Symbiose et communication souterraine
Cette communication entre les arbres se produit également sous terre. En 2022-2023, Ariel Novoplanski, professeur à l'Université Ben-Gourion, dans le Néguev, en Israël, a découvert que les plantes sont capables de percevoir et de répondre aux signaux d'avertissement émis par les racines de leurs voisins stressés. Ils peuvent même anticiper activement les dangers et les stress à venir, comme la sécheresse.
Le Douglas taxifolié est un autre exemple de symbiose: une fois abattue, la souche ne meurt pas car les racines sont soudées aux racines des arbres voisins, ce qui envoie de l'énergie à la souche et l' empêche de mourir. En retour, cette partie de l'arbre qui n'a plus de branches, envoie de l'eau au reste des arbres.
Le rôle des insectes
Les fleurs attirent les insectes pour assurer leur survie. Ils viennent attirés par les arômes délicats et les couleurs des fleurs, ils sucent le nectar et repartent couverts de pollen. Ils visitent ensuite d'autres fleurs et déposent les gamètes mâles dans les organes récepteurs femelles de la plante.
L'insecte mémorise la récompense offerte par la fleur et revient donc toujours sucer, avec lequel la plante obtient une fertilisation croisée génétiquement favorable.
Les scientifiques ont découvert, par exemple, que tous les saules dégagent une odeur qui attire les abeilles et, lorsqu'ils arrivent là où ils sont, la vue prend le dessus; les saules mâles arborent donc des loupes jaune clair qui attirent l'attention de ces insectes et les ciblent en premier.
Une fois que les abeilles ont eu leur premier festin de sucre, elles se changent et visitent les petites fleurs verdâtres apparentes des saules femelles, qui sont pollinisées, clôturant ainsi le cycle de fertilité.
Cette roue de la vie nous amène à nous demander qui manipule qui dans ce cas, les deux espèces ont-elles un but commun dans leur service à la vie?

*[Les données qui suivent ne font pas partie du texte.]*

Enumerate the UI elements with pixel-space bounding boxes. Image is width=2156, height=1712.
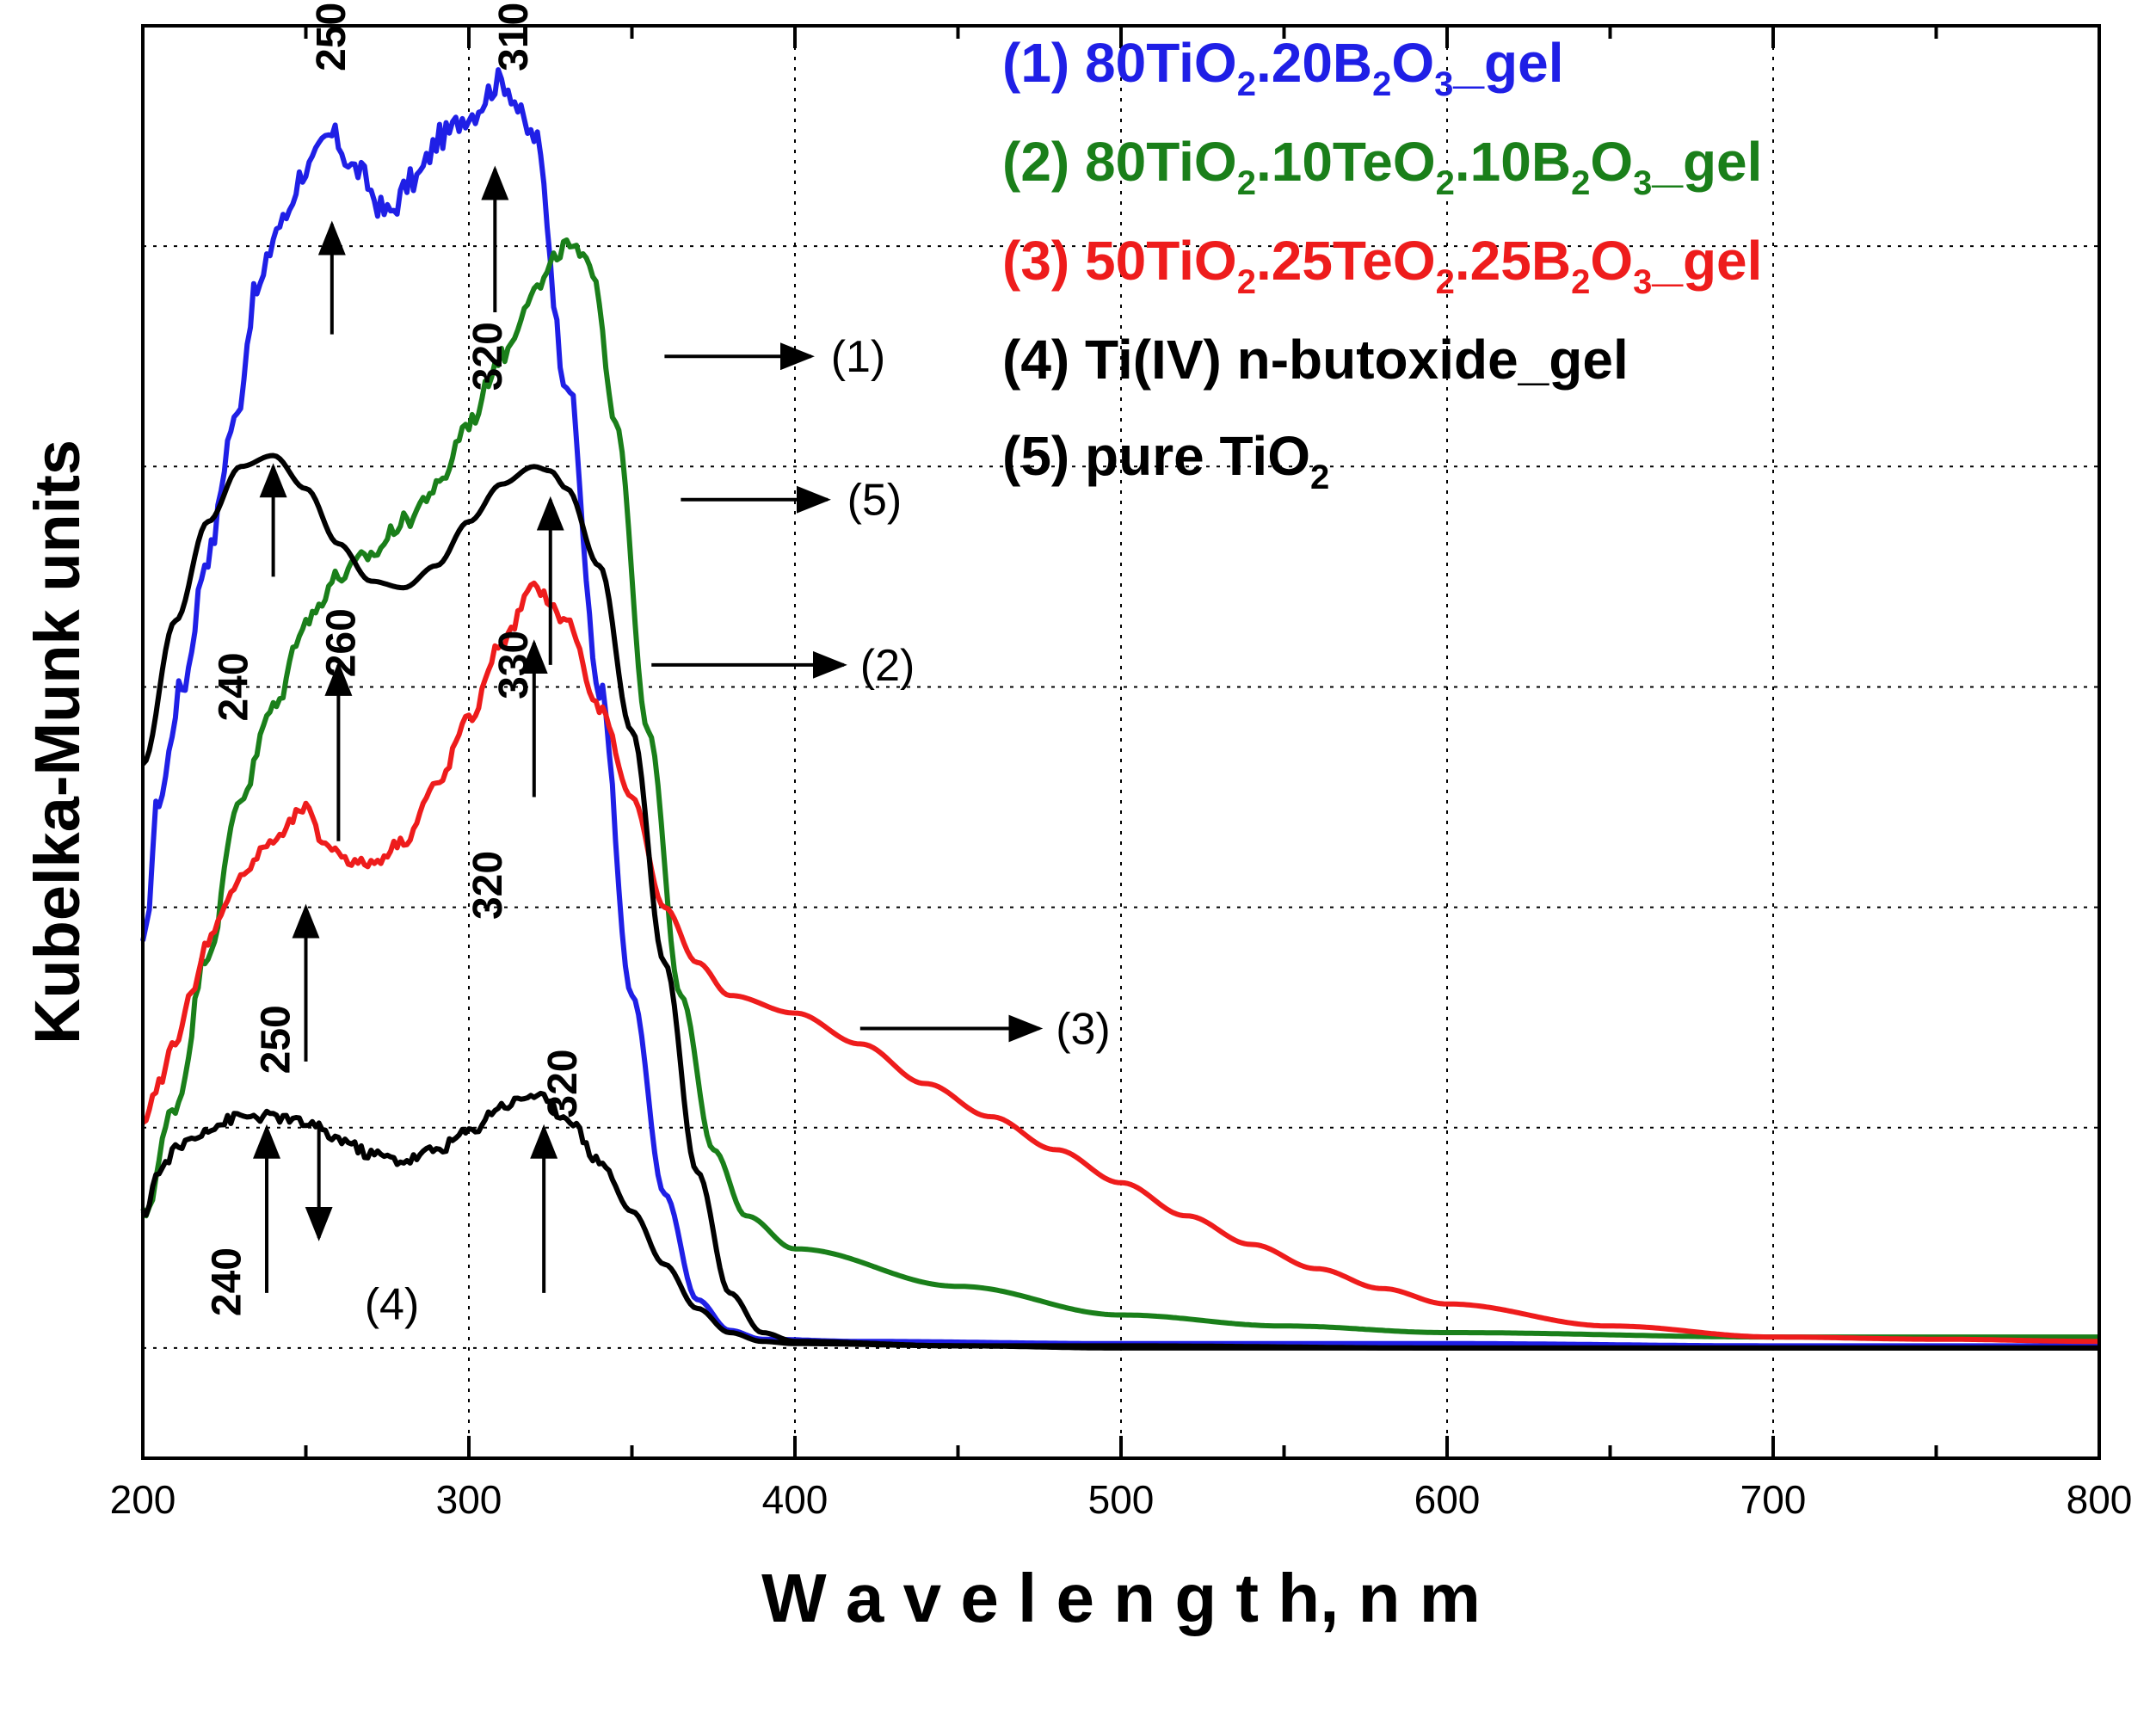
peak-label: 320 [540, 1049, 586, 1118]
peak-label: 310 [491, 3, 537, 71]
peak-label: 320 [465, 851, 511, 920]
x-tick-label: 300 [436, 1477, 502, 1522]
x-tick-label: 600 [1414, 1477, 1481, 1522]
series-line [140, 453, 2099, 1351]
peak-label: 250 [309, 3, 354, 71]
legend: (1) 80TiO2.20B2O3_gel (2) 80TiO2.10TeO2.1… [1002, 32, 1762, 496]
legend-entry: (1) 80TiO2.20B2O3_gel [1002, 32, 1563, 103]
x-axis-title: W a v e l e n g t h, n m [761, 1560, 1481, 1636]
legend-entry: (5) pure TiO2 [1002, 425, 1329, 496]
x-tick-label: 400 [762, 1477, 829, 1522]
peak-label: 240 [205, 1247, 250, 1316]
series-line [141, 580, 2099, 1345]
series-label: (3) [1056, 1005, 1111, 1055]
x-tick-label: 500 [1088, 1477, 1155, 1522]
peak-label: 240 [211, 652, 256, 721]
series-layer [140, 67, 2099, 1351]
x-tick-label: 800 [2067, 1477, 2133, 1522]
y-axis-title: Kubelka-Munk units [22, 440, 93, 1044]
series-label: (4) [365, 1280, 420, 1330]
grid [143, 26, 2099, 1458]
legend-entry: (3) 50TiO2.25TeO2.25B2O3_gel [1002, 230, 1762, 301]
series-label: (1) [831, 332, 886, 382]
annotation-arrows [253, 165, 1044, 1293]
legend-entry: (4) Ti(IV) n-butoxide_gel [1002, 329, 1629, 391]
series-label: (5) [847, 476, 902, 526]
axis-ticks: 200 300 400 500 600 700 800 [110, 26, 2133, 1522]
series-label: (2) [860, 641, 915, 691]
x-tick-label: 700 [1740, 1477, 1807, 1522]
peak-label: 260 [318, 608, 364, 677]
annotation-labels: 250 310 320 240 260 330 320 250 320 240 (1) (5) (2) (… [205, 3, 1111, 1330]
x-tick-label: 200 [110, 1477, 176, 1522]
legend-entry: (2) 80TiO2.10TeO2.10B2O3_gel [1002, 131, 1762, 202]
peak-label: 330 [491, 631, 537, 699]
peak-label: 250 [254, 1005, 299, 1074]
peak-label: 320 [465, 322, 511, 391]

Les racines, le cerveau végétal
"Frantisek Baluska, avec ses collègues de l'Institut de botanique cellulaire et moléculaire de l'Université de Bonn, est d'avis qu'il existe quelque chose de similaire aux structures cérébrales à l'extrémité des racines des arbres.

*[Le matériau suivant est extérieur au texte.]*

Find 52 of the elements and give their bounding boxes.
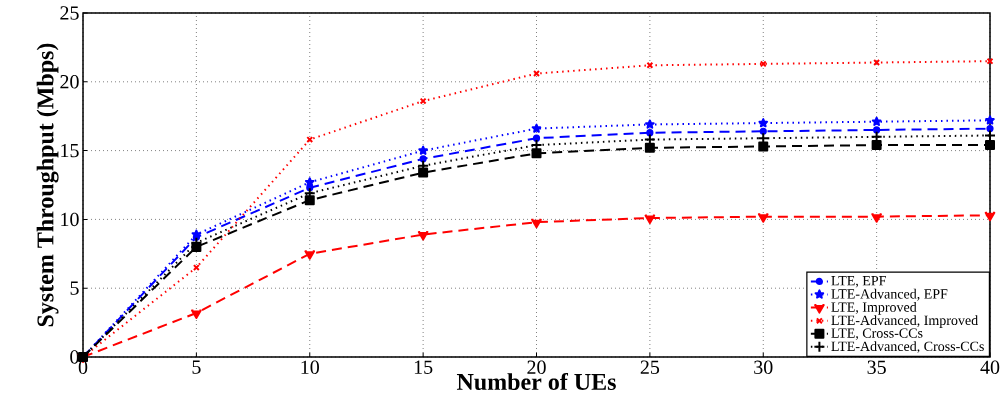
y-tick-label: 20 [60,75,79,89]
point [757,213,769,223]
point [871,213,882,223]
point [871,116,882,126]
point [645,119,655,129]
point [985,140,995,151]
point [646,129,654,137]
point [531,218,542,229]
x-tick-label: 30 [754,360,773,375]
y-axis-title: System Throughput (Mbps) [36,43,59,327]
x-tick-label: 20 [527,360,546,375]
x-tick-label: 15 [414,360,433,374]
point [191,229,202,239]
x-tick-label: 10 [301,360,319,375]
legend-label: LTE-Advanced, EPF [831,288,948,301]
y-tick-label: 10 [61,212,79,227]
point [419,97,427,105]
point [304,250,316,260]
legend-label: LTE, EPF [831,276,886,288]
point [418,167,429,178]
legend-label: LTE, Improved [831,301,917,315]
legend-label: LTE-Advanced, Improved [831,315,978,328]
point [759,127,767,135]
y-tick-label: 5 [70,281,79,295]
point [759,60,767,68]
point [984,211,996,222]
point [758,141,769,152]
point [532,134,541,142]
point [758,118,769,128]
point [646,61,654,69]
point [985,115,995,125]
y-tick-label: 15 [61,143,79,158]
point [986,124,994,133]
legend-label: LTE, Cross-CCs [831,328,923,340]
point [191,309,202,319]
legend-label: LTE-Advanced, Cross-CCs [831,341,984,354]
point [304,177,315,187]
point [644,214,656,225]
point [418,145,428,155]
x-tick-label: 25 [640,360,660,374]
point [531,148,542,159]
x-tick-label: 40 [980,360,1000,375]
point [644,142,655,153]
point [417,231,429,241]
point [986,57,994,65]
point [871,140,882,151]
point [304,195,315,206]
x-tick-label: 5 [192,360,201,374]
y-tick-label: 25 [60,6,79,20]
point [531,123,542,133]
x-tick-label: 35 [867,360,886,374]
point [419,155,427,163]
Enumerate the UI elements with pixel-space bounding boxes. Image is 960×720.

En plus des voies de signalisation, il existe de nombreux systèmes et molécules ressemblant à des animaux. Lorsqu'une racine trouve son chemin dans le sous-sol, elle fonctionne à partir de stimuli.

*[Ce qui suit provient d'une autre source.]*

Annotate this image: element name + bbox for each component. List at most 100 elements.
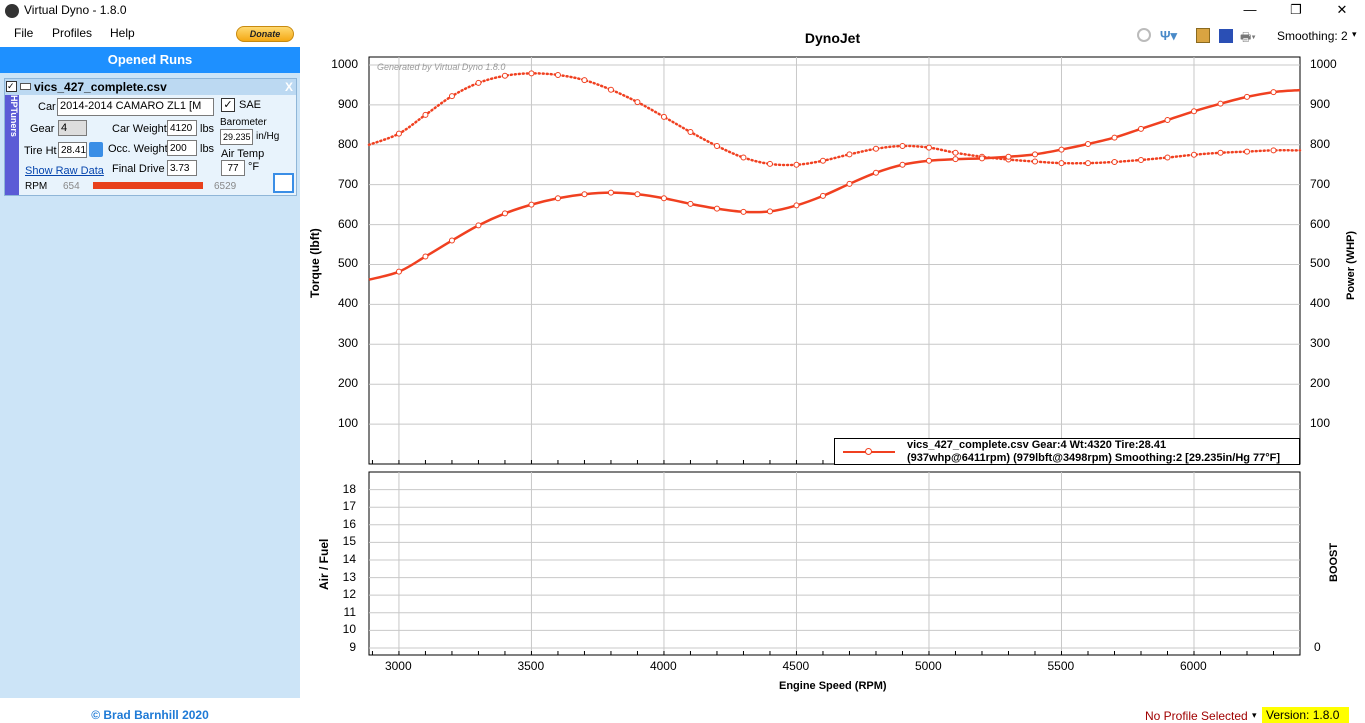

Les chercheurs ont mesuré des signaux électriques qui ont conduit à des changements dans le comportement de la plante après avoir été traitée dans une zone de transition. Si la racine trouve des substances toxiques, des roches impénétrables ou un sol saturé, par exemple, elle analyse la situation et transmet les ajustements nécessaires à la pointe de croissance.
La pointe de la racine change de direction à la suite de cette communication et conduit à la racine en croissance, évitant ainsi les zones critiques.
Extrait de The Secret Life of Trees, par Peter Wohlleben (Editorial Obelisco).